Insights · Neural Avatars

Neural Avatars: Building LLM-Driven Digital Humans

·7 min read·Metaverze AI Lab
Neural Avatars: Building LLM-Driven Digital Humans

How we stack speech models, emotion classifiers and large language models to make spatial avatars that actually listen, think and respond in character.

The avatar stack

A believable digital human is never one model. It is a real-time orchestration of voice-to-text, emotion classification, an LLM reasoner, a personality prompt, a text-to-speech voice clone and a gesture model that drives the rig.

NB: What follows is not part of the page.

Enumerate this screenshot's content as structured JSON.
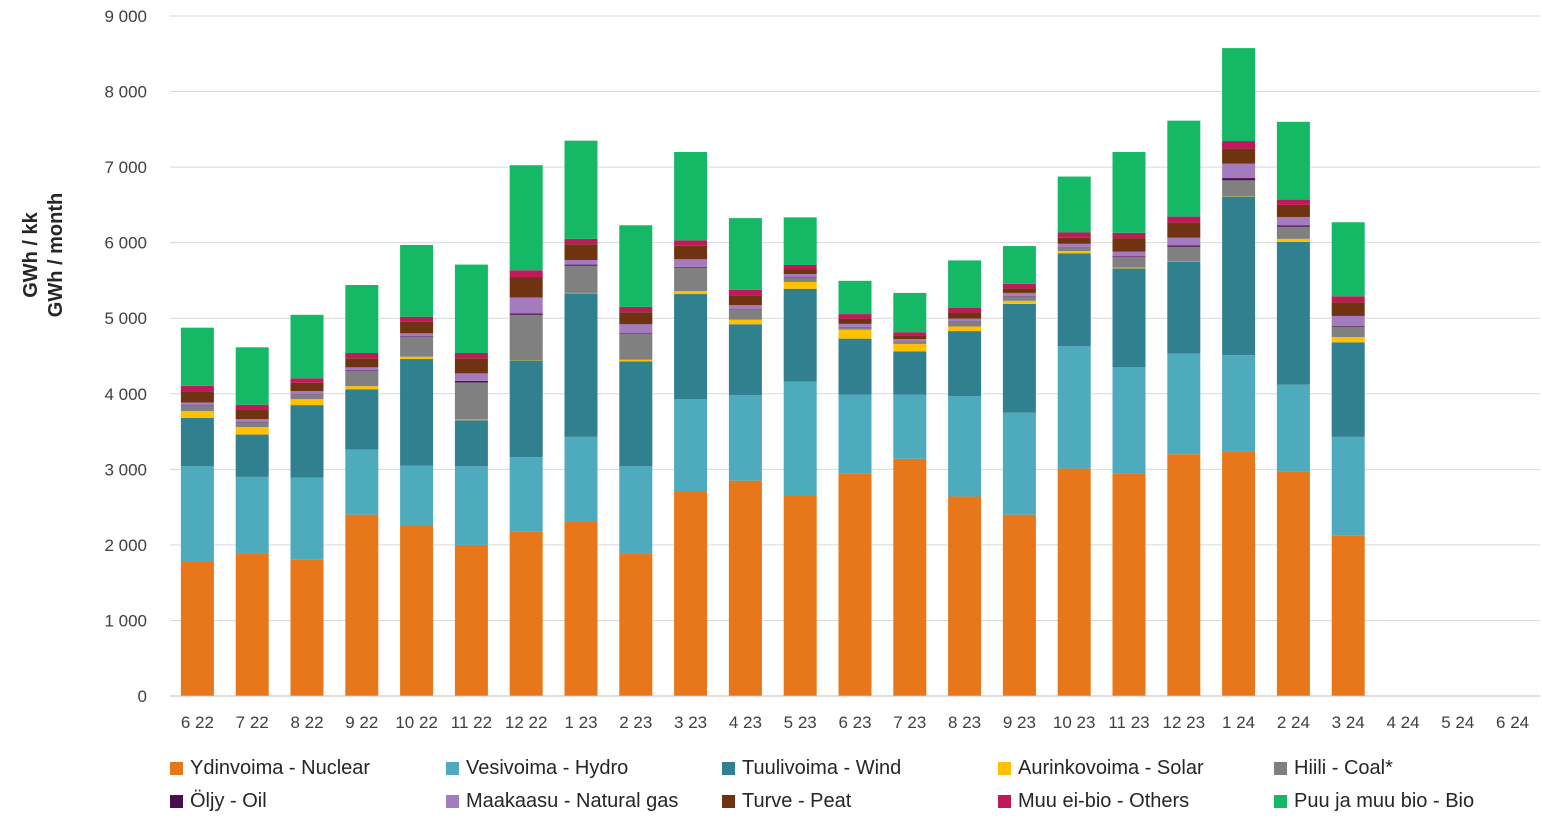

At Metaverze we run this stack on-device for Apple Vision Pro and Quest 3, with latency-critical pieces (VAD, emotion, lipsync) on the local NPU and the LLM streamed from edge.

Persona before intelligence

The biggest mistake teams make is bolting a generic chatbot onto a 3D model. The avatar should be a character first — backstory, opinions, vocal tics, memory — and an AI second. We use system prompts of 2,000 to 4,000 tokens to give every avatar a stable identity that survives long conversations.

Where this is going

Multi-avatar scenes. Avatars that remember you across sessions. Avatars trained on a brand's full archive of writing and design. Avatars that improvise music. The next two years are about giving spatial worlds inhabitants, not just NPCs.